Cape Town stadium legal battle ends in $6m settlement

Three construction firms in South Africa accused of inflating the cost of building a stadium in Cape Town for the 2010 football World Cup have agreed to pay the city’s authorities nearly $6m (£4.8m).

In an out-of-court settlement, WBHO, Stefanutti Stocks and Aveng Africa will pay the City of Cape Town $1.9m each over the next three years.

Cape Town Mayor Gordon Hill Lewis said the companies would also pay a minimum of $2.6m towards solar energy projects.

The companies were accused of colluding to raise prices during the construction of Greenpoint Stadium, which began in 2007.

An end to the legal battle will be a relief to the authorities as the 62,000-seater stadium has been a thorn in their side for many years.

The stadium that was estimated to cost $370m ballooned to $600m in total. It has never turned a profit, and operational costs are subsidised by Cape Town rate payers to the tune of more than $4m a year.

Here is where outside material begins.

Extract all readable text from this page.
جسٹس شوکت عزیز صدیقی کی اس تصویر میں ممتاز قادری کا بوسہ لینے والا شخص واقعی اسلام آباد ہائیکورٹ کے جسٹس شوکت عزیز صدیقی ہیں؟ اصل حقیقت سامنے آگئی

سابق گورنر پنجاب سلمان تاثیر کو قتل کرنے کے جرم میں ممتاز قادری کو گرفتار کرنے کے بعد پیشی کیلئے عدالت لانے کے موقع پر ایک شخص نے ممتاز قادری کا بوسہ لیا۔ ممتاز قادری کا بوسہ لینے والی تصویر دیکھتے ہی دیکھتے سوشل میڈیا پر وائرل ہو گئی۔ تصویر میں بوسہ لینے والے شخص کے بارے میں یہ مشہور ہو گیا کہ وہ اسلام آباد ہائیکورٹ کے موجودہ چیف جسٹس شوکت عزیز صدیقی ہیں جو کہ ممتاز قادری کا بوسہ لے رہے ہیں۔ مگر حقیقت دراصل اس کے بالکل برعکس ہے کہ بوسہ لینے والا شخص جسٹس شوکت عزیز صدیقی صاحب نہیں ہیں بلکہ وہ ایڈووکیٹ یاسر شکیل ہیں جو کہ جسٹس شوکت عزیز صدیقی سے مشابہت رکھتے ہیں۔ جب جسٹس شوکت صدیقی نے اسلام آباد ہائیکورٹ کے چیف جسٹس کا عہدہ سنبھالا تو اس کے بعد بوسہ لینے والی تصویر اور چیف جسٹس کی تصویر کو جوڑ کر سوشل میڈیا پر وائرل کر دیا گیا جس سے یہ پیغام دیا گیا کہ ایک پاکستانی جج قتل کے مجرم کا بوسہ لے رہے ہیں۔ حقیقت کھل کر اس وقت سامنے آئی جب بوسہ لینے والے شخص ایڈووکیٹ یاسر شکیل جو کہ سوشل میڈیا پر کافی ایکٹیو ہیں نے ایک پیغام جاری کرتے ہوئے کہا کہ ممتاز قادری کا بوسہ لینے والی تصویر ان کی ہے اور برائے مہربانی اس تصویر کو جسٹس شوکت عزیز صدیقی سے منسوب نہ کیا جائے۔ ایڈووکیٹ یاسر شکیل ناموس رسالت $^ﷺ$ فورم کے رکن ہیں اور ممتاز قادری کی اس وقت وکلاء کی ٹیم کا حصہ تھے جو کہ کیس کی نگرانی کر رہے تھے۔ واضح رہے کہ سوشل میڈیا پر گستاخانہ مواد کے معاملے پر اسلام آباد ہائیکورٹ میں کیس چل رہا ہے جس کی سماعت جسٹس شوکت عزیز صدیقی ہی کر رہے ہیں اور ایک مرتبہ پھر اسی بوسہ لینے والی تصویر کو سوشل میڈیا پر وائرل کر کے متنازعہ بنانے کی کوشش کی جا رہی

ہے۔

The facility has recently been taken over by the local rugby team, and has been renamed The DHL Stadium.

Local activist Sandra Dickson hopes the move will reduce costs for Cape Town residents: “The new tenants are wished well in their new home and the hope is that this drain of public funds will finally end.”

Five brand new stadiums at a cost of $1.8bn were built for the 2010 World Cup, and almost all are struggling to generate enough revenue to sustain themselves.

A similar trend continued four years later in Brazil, where many purpose-built stadiums became white elephants after the 2014 World Cup.

According to the South African government, the 2010 tournament is estimated to have cost the hosts more than $3bn.